Harnessing ion resource recovery: design of selective cation exchange membranes via a synergistic ionic control method

Effective recovery of valuable ion resources such as lithium is gaining increasing importance. Monovalent selective cation exchange membranes (MCEM) used in electrodialysis have shown great potential, but their development is hampered by the classical trade-offs related to membrane permeability, selectivity and energy efficiency. We reported a new route to design high performance MCEM, utilizing the synergy of ionic control (IC) through cation-π bonding of polydopamine (PDA) and alternating current (AC), which has not been reported before.
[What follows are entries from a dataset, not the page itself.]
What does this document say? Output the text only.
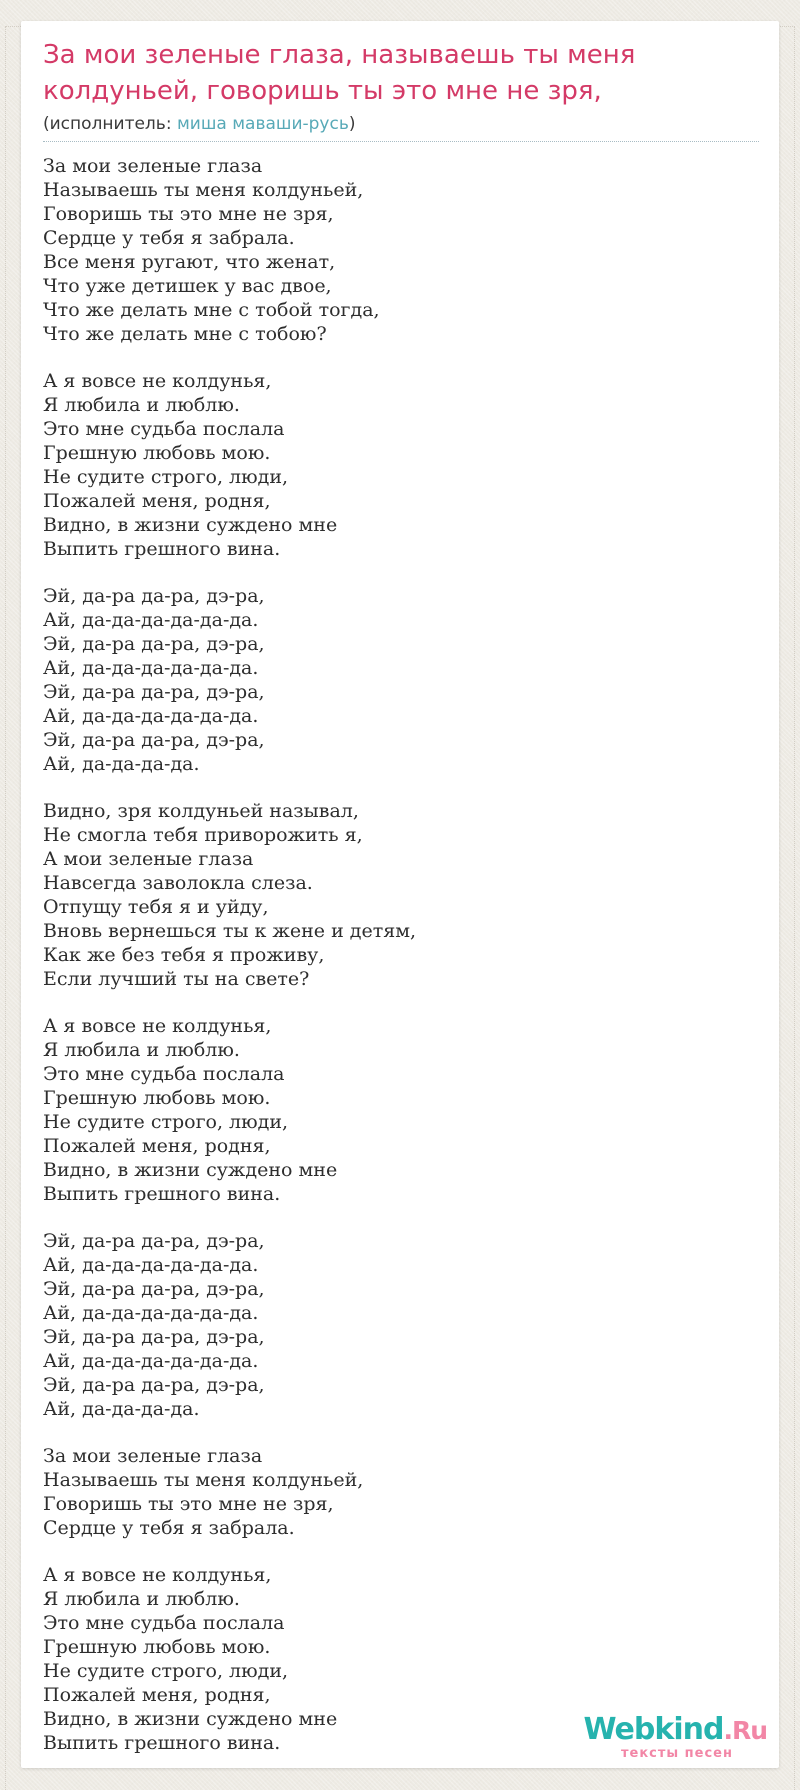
За мои зеленые глаза, называешь ты меня колдуньей, говоришь ты это мне не зря,
(исполнитель: миша маваши-русь)
За мои зеленые глаза
Называешь ты меня колдуньей,
Говоришь ты это мне не зря,
Сердце у тебя я забрала.
Все меня ругают, что женат,
Что уже детишек у вас двое,
Что же делать мне с тобой тогда,
Что же делать мне с тобою?
А я вовсе не колдунья,
Я любила и люблю.
Это мне судьба послала
Грешную любовь мою.
Не судите строго, люди,
Пожалей меня, родня,
Видно, в жизни суждено мне
Выпить грешного вина.
Эй, да-ра да-ра, дэ-ра,
Ай, да-да-да-да-да-да.
Эй, да-ра да-ра, дэ-ра,
Ай, да-да-да-да-да-да.
Эй, да-ра да-ра, дэ-ра,
Ай, да-да-да-да-да-да.
Эй, да-ра да-ра, дэ-ра,
Ай, да-да-да-да.
Видно, зря колдуньей называл,
Не смогла тебя приворожить я,
А мои зеленые глаза
Навсегда заволокла слеза.
Отпущу тебя я и уйду,
Вновь вернешься ты к жене и детям,
Как же без тебя я проживу,
Если лучший ты на свете?
А я вовсе не колдунья,
Я любила и люблю.
Это мне судьба послала
Грешную любовь мою.
Не судите строго, люди,
Пожалей меня, родня,
Видно, в жизни суждено мне
Выпить грешного вина.
Эй, да-ра да-ра, дэ-ра,
Ай, да-да-да-да-да-да.
Эй, да-ра да-ра, дэ-ра,
Ай, да-да-да-да-да-да.
Эй, да-ра да-ра, дэ-ра,
Ай, да-да-да-да-да-да.
Эй, да-ра да-ра, дэ-ра,
Ай, да-да-да-да.
За мои зеленые глаза
Называешь ты меня колдуньей,
Говоришь ты это мне не зря,
Сердце у тебя я забрала.
А я вовсе не колдунья,
Я любила и люблю.
Это мне судьба послала
Грешную любовь мою.
Не судите строго, люди,
Пожалей меня, родня,
Видно, в жизни суждено мне
Выпить грешного вина.	Webkind.Ru
тексты песен
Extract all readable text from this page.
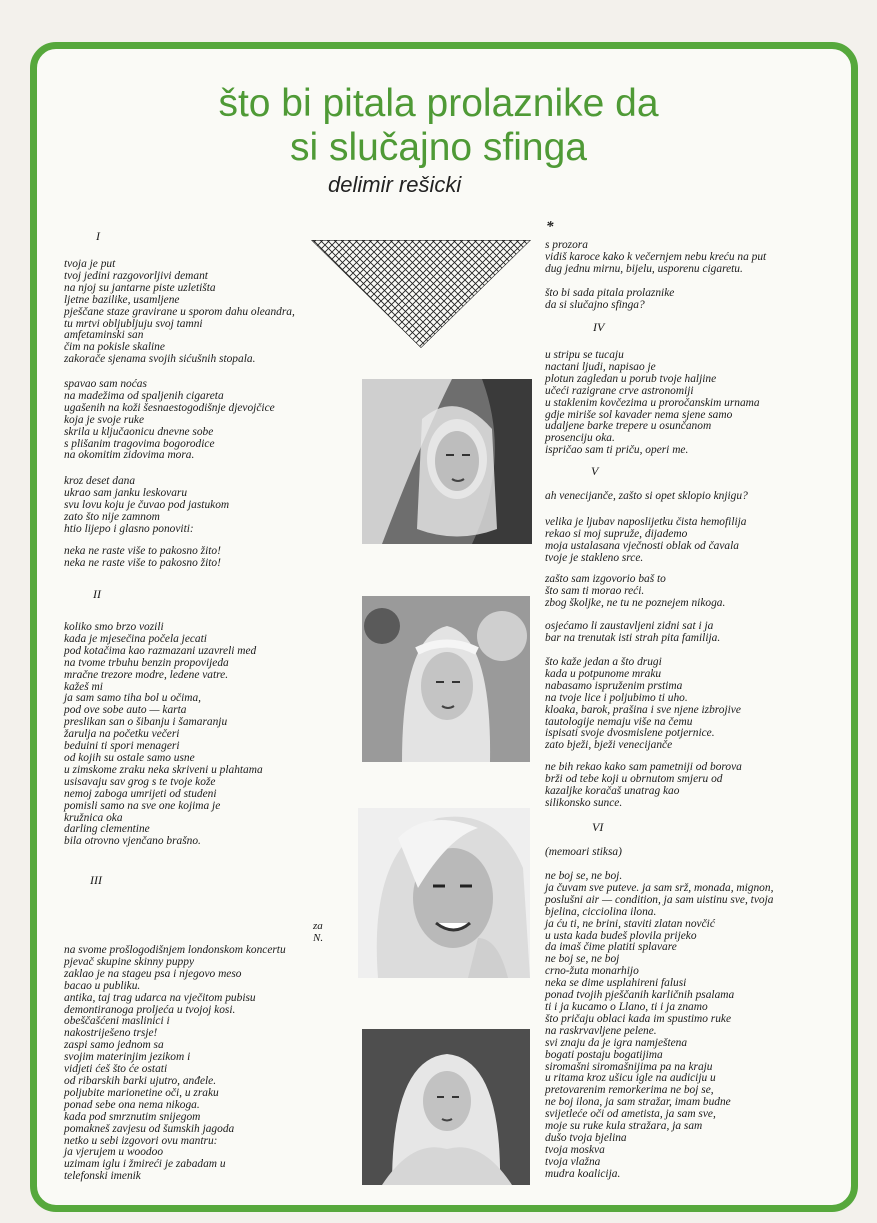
što bi pitala prolaznike da
si slučajno sfinga
delimir rešicki
I
tvoja je put
tvoj jedini razgovorljivi demant
na njoj su jantarne piste uzletišta
ljetne bazilike, usamljene
pješčane staze gravirane u sporom dahu oleandra,
tu mrtvi obljubljuju svoj tamni
amfetaminski san
čim na pokisle skaline
zakorače sjenama svojih sićušnih stopala.
spavao sam noćas
na madežima od spaljenih cigareta
ugašenih na koži šesnaestogodišnje djevojčice
koja je svoje ruke
skrila u ključaonicu dnevne sobe
s plišanim tragovima bogorodice
na okomitim zidovima mora.
kroz deset dana
ukrao sam janku leskovaru
svu lovu koju je čuvao pod jastukom
zato što nije zamnom
htio lijepo i glasno ponoviti:
neka ne raste više to pakosno žito!
neka ne raste više to pakosno žito!
II
koliko smo brzo vozili
kada je mjesečina počela jecati
pod kotačima kao razmazani uzavreli med
na tvome trbuhu benzin propovijeda
mračne trezore modre, ledene vatre.
kažeš mi
ja sam samo tiha bol u očima,
pod ove sobe auto — karta
preslikan san o šibanju i šamaranju
žarulja na početku večeri
beduini ti spori menageri
od kojih su ostale samo usne
u zimskome zraku neka skriveni u plahtama
usisavaju sav grog s te tvoje kože
nemoj zaboga umrijeti od studeni
pomisli samo na sve one kojima je
kružnica oka
darling clementine
bila otrovno vjenčano brašno.
III
za N.
na svome prošlogodišnjem londonskom koncertu
pjevač skupine skinny puppy
zaklao je na stageu psa i njegovo meso
bacao u publiku.
antika, taj trag udarca na vječitom pubisu
demontiranoga proljeća u tvojoj kosi.
obeščašćeni maslinici i
nakostriješeno trsje!
zaspi samo jednom sa
svojim materinjim jezikom i
vidjeti ćeš što će ostati
od ribarskih barki ujutro, anđele.
poljubite marionetine oči, u zraku
ponad sebe ona nema nikoga.
kada pod smrznutim snijegom
pomakneš zavjesu od šumskih jagoda
netko u sebi izgovori ovu mantru:
ja vjerujem u woodoo
uzimam iglu i žmireći je zabadam u
telefonski imenik
*
s prozora
vidiš karoce kako k večernjem nebu kreću na put
dug jednu mirnu, bijelu, usporenu cigaretu.
što bi sada pitala prolaznike
da si slučajno sfinga?
IV
u stripu se tucaju
nactani ljudi, napisao je
plotun zagledan u porub tvoje haljine
učeći razigrane crve astronomiji
u staklenim kovčezima u proročanskim urnama
gdje miriše sol kavader nema sjene samo
udaljene barke trepere u osunčanom
prosenciju oka.
ispričao sam ti priču, operi me.
V
ah venecijanče, zašto si opet sklopio knjigu?
velika je ljubav naposlijetku čista hemofilija
rekao si moj supruže, dijademo
moja ustalasana vječnosti oblak od čavala
tvoje je stakleno srce.
zašto sam izgovorio baš to
što sam ti morao reći.
zbog školjke, ne tu ne poznejem nikoga.
osjećamo li zaustavljeni zidni sat i ja
bar na trenutak isti strah pita familija.
što kaže jedan a što drugi
kada u potpunome mraku
nabasamo ispruženim prstima
na tvoje lice i poljubimo ti uho.
kloaka, barok, prašina i sve njene izbrojive
tautologije nemaju više na čemu
ispisati svoje dvosmislene potjernice.
zato bježi, bježi venecijanče
ne bih rekao kako sam pametniji od borova
brži od tebe koji u obrnutom smjeru od
kazaljke koračaš unatrag kao
silikonsko sunce.
VI
(memoari stiksa)
ne boj se, ne boj.
ja čuvam sve puteve. ja sam srž, monada, mignon,
poslušni air — condition, ja sam uistinu sve, tvoja
bjelina, cicciolina ilona.
ja ću ti, ne brini, staviti zlatan novčić
u usta kada budeš plovila prijeko
da imaš čime platiti splavare
ne boj se, ne boj
crno-žuta monarhijo
neka se dime usplahireni falusi
ponad tvojih pješčanih karličnih psalama
ti i ja kucamo o Llano, ti i ja znamo
što pričaju oblaci kada im spustimo ruke
na raskrvavljene pelene.
svi znaju da je igra namještena
bogati postaju bogatijima
siromašni siromašnijima pa na kraju
u ritama kroz ušicu igle na audiciju u
pretovarenim remorkerima ne boj se,
ne boj ilona, ja sam stražar, imam budne
svijetleće oči od ametista, ja sam sve,
moje su ruke kula stražara, ja sam
dušo tvoja bjelina
tvoja moskva
tvoja vlažna
mudra koalicija.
A set of deliberately controlled membrane fabrication conditions were chosen, with different ionic control (i.e., no cation, K+, Li+) and with/without AC for systematic comparison. Combining with morphology & electrochemical measurements, the membrane with electro-assisted K+ control, i.e., PDAM-K+/AC, exhibited respective 72% and 51% higher Li+ and K+ transport rate, higher permselectivity of 9.54 (Li+/Mg2+) and 17.86 (K+/Mg2+), and 3.3-fold lower surface electrical resistance (SER) compared to other modified membranes (e.g., PDAM). Also, PDAM-K+/AC exhibited no sign of scaling, supported by its much increased limiting current density. The results supported the hypothesis of the synergistic effect between cation-π bonding and AC electro-deposition, which altered the polymerization dynamics and produced more ordered membrane structure. The control strategy showed a viable route to fabricate ion exchange membranes for imparting monovalent selectivity, reducing scaling and avoiding energy penalty.